Véronique Van Vlasselaer
Ma fille et mon fils face aux préjugés : l’intelligence artificielle au service de l’équité
En tant que mère d’une fille d’un an et d’un fils de quatre ans, j’attache de l’importance à ce que mes enfants aient tous deux les mêmes opportunités et grandissent dans un environnement égalitaire. Ils sont d’ailleurs éduqués dans ce sens à la maison. Mais malgré ces efforts et son jeune âge, mon petit garçon a déjà accumulé pas mal de préjugés. C’est la preuve que les stéréotypes fleurissent dans notre société, et que nous n’en sommes souvent pas conscients. Heureusement, l’IA peut contribuer à résoudre ce problème.
« Seuls les garçons peuvent faire ça, pas les filles. » J’ai été récemment surprise d’entendre ces mots sortir de la bouche de mon fils. À la maison, personne ne dit de telles choses, mais il associe néanmoins certaines tâches aux garçons, et rien qu’à eux. En dépit de nos efforts, il adopte à son insu les préjugés tenaces qui persistent depuis des siècles dans notre société.
Comment faire pour corriger cette iniquité ? La réponse peut paraître surprenante : avec l’IA. Alors que l’intelligence artificielle elle-même est souvent empreinte de préjugés, cette technologie détient justement la clé d’une plus grande équité. D’abord parce que l’IA peut contribuer à rendre tangibles les préjugés à l’œuvre dans la société.

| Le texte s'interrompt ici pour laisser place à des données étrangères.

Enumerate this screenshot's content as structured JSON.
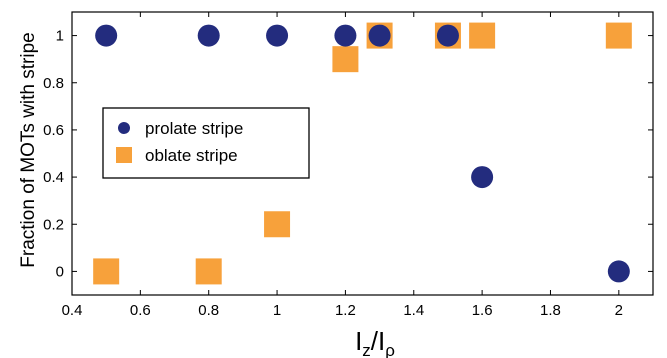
{
  "chart_data": {
    "type": "scatter",
    "xlabel": "I",
    "xlabel_sub_1": "z",
    "xlabel_sep": "/I",
    "xlabel_sub_2": "ρ",
    "ylabel": "Fraction of MOTs with stripe",
    "xlim": [
      0.4,
      2.1
    ],
    "ylim": [
      -0.1,
      1.1
    ],
    "xticks": [
      0.4,
      0.6,
      0.8,
      1,
      1.2,
      1.4,
      1.6,
      1.8,
      2
    ],
    "xtick_labels": [
      "0.4",
      "0.6",
      "0.8",
      "1",
      "1.2",
      "1.4",
      "1.6",
      "1.8",
      "2"
    ],
    "yticks": [
      0,
      0.2,
      0.4,
      0.6,
      0.8,
      1
    ],
    "ytick_labels": [
      "0",
      "0.2",
      "0.4",
      "0.6",
      "0.8",
      "1"
    ],
    "grid": false,
    "legend_position": "middle-left",
    "series": [
      {
        "name": "oblate stripe",
        "marker": "square",
        "color": "#F7A13B",
        "x": [
          0.5,
          0.8,
          1.0,
          1.2,
          1.3,
          1.5,
          1.6,
          2.0
        ],
        "y": [
          0,
          0,
          0.2,
          0.9,
          1,
          1,
          1,
          1
        ]
      },
      {
        "name": "prolate stripe",
        "marker": "circle",
        "color": "#232C7E",
        "x": [
          0.5,
          0.8,
          1.0,
          1.2,
          1.3,
          1.5,
          1.6,
          2.0
        ],
        "y": [
          1,
          1,
          1,
          1,
          1,
          1,
          0.4,
          0
        ]
      }
    ],
    "legend_order": [
      "prolate stripe",
      "oblate stripe"
    ]
  }
}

L’IA révèle les inégalités
Plusieurs systèmes d’IA ont déjà montré qu’ils peuvent reproduire les inégalités. Par exemple, un outil de recrutement qui, à partir de données historiques, pénalise les candidatures féminines. Ou bien des modèles dans le secteur médical qui débouchent sur des différences de traitement entre les femmes et les hommes. Au lieu de pointer l’IA du doigt et d’en conclure qu’il ne faut pas utiliser ces modèles, nous devrions y voir la confirmation que notre société est intrinsèquement et spontanément inégalitaire.
L’IA n’est pas une solution miracle, mais un puissant levier pour mettre en lumière les inégalités. En langage technique, on parle de déconstruction des stéréotypes : après les avoir identifiés, on peut les rectifier grâce à des données synthétiques. Ces données simulent certaines caractéristiques et contribuent ainsi à combler le manque d’informations sur des groupes minoritaires. Les femmes qui ne sont pas représentées de manière adéquate dans les données historiques voient alors leur présence renforcée, de sorte que les systèmes d’IA intégreront plus d’égalité dans leur logique décisionnelle.

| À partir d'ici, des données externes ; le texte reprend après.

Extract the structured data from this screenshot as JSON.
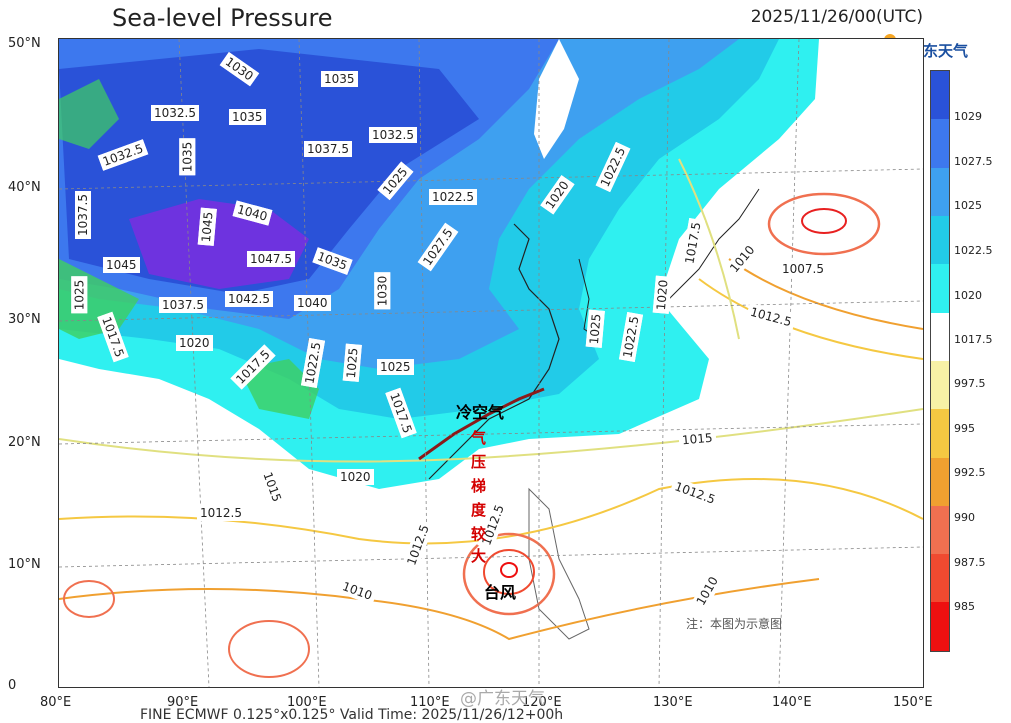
{
  "title": "Sea-level Pressure",
  "datetime": "2025/11/26/00(UTC)",
  "logo": {
    "text": "广东天气",
    "icon": "guangdong-weather-logo-icon"
  },
  "y_axis": [
    "50°N",
    "40°N",
    "30°N",
    "20°N",
    "10°N",
    "0"
  ],
  "x_axis": [
    "80°E",
    "90°E",
    "100°E",
    "110°E",
    "120°E",
    "130°E",
    "140°E",
    "150°E"
  ],
  "colorbar": {
    "labels": [
      "1029",
      "1027.5",
      "1025",
      "1022.5",
      "1020",
      "1017.5",
      "997.5",
      "995",
      "992.5",
      "990",
      "987.5",
      "985"
    ],
    "colors": [
      "#2a52d8",
      "#3d78ee",
      "#3ea0f0",
      "#22cbe8",
      "#2ff0f0",
      "#ffffff",
      "#f7f1a6",
      "#f5c842",
      "#f0a030",
      "#f07050",
      "#f04a30",
      "#ee1010"
    ]
  },
  "contour_labels": [
    {
      "t": "1030"
    },
    {
      "t": "1035"
    },
    {
      "t": "1032.5"
    },
    {
      "t": "1035"
    },
    {
      "t": "1032.5"
    },
    {
      "t": "1035"
    },
    {
      "t": "1037.5"
    },
    {
      "t": "1032.5"
    },
    {
      "t": "1025"
    },
    {
      "t": "1022.5"
    },
    {
      "t": "1020"
    },
    {
      "t": "1022.5"
    },
    {
      "t": "1037.5"
    },
    {
      "t": "1045"
    },
    {
      "t": "1040"
    },
    {
      "t": "1045"
    },
    {
      "t": "1047.5"
    },
    {
      "t": "1035"
    },
    {
      "t": "1027.5"
    },
    {
      "t": "1017.5"
    },
    {
      "t": "1010"
    },
    {
      "t": "1007.5"
    },
    {
      "t": "1025"
    },
    {
      "t": "1037.5"
    },
    {
      "t": "1042.5"
    },
    {
      "t": "1040"
    },
    {
      "t": "1030"
    },
    {
      "t": "1020"
    },
    {
      "t": "1012.5"
    },
    {
      "t": "1017.5"
    },
    {
      "t": "1020"
    },
    {
      "t": "1017.5"
    },
    {
      "t": "1022.5"
    },
    {
      "t": "1025"
    },
    {
      "t": "1025"
    },
    {
      "t": "1022.5"
    },
    {
      "t": "1025"
    },
    {
      "t": "1015"
    },
    {
      "t": "1015"
    },
    {
      "t": "1020"
    },
    {
      "t": "1017.5"
    },
    {
      "t": "1012.5"
    },
    {
      "t": "1012.5"
    },
    {
      "t": "1012.5"
    },
    {
      "t": "1012.5"
    },
    {
      "t": "1010"
    },
    {
      "t": "1010"
    }
  ],
  "annotations": {
    "cold_air": "冷空气",
    "gradient": [
      "气",
      "压",
      "梯",
      "度",
      "较",
      "大"
    ],
    "typhoon": "台风"
  },
  "note": "注：本图为示意图",
  "watermark": "@广东天气",
  "bottom_text": "FINE ECMWF 0.125°x0.125°   Valid Time: 2025/11/26/12+00h"
}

En fin de compte, il est plus facile d’éliminer les préjugés dans la technologie que dans la société, car il est possible de mesurer et d’ajuster l’iniquité dans la première. En revanche, ce processus prend beaucoup plus de temps dans la société.
D’infirmière à directrice de la création
Les algorithmes ont également progressé afin d’éviter les biais. Ils intègrent souvent des indicateurs définissant l’équité, qui sont pris en compte lors de l’apprentissage. Ainsi, les grands modèles de langage (LLM) évaluent des facteurs tels que le genre ou l’origine de manière plus juste.
Le meilleur exemple est ChatGPT. Il y a exactement un an, pour un article d’opinion, j’ai demandé à l’outil d’OpenAI quelle serait une bonne profession pour un garçon. Le modèle a proposé « développeur de logiciels », « technicien en bâtiment », « coach sportif », « pompier » et « dessinateur technique ». En ce qui concerne les filles, ChatGPT m’a conseillé « psychologue », « infirmière », « institutrice », « graphiste » et « environnementaliste ». Trois métiers technologiques pour les garçons, contre zéro pour les filles…
Si l’on pose la même question à ChatGPT aujourd’hui, les résultats sont pour le moins surprenants. D’après le modèle, les filles peuvent être « data scientist », « chercheuse », « directrice de la création », « enseignante » et « sociologue ». Chose amusante, la graphiste a été promue au poste de directrice de la création. ChatGPT ajoute que cette liste ne devrait pas être différente pour les garçons. Mais si l’on insiste, l’option « infirmière » finit par apparaître, aux côtés de « journaliste », « développeuse logiciel », « spécialiste marketing » et « ingénieure ».
Ce petit test prouve que le travail acharné porte ses fruits et que l’IA est sur la bonne voie pour éliminer les inégalités de notre société. Je me réjouis donc de constater que ma fille aura bientôt plus d’opportunités que les générations de femmes qui l’ont précédée. Tout simplement parce que l’IA va aider à voir et à corriger les angles morts de la société.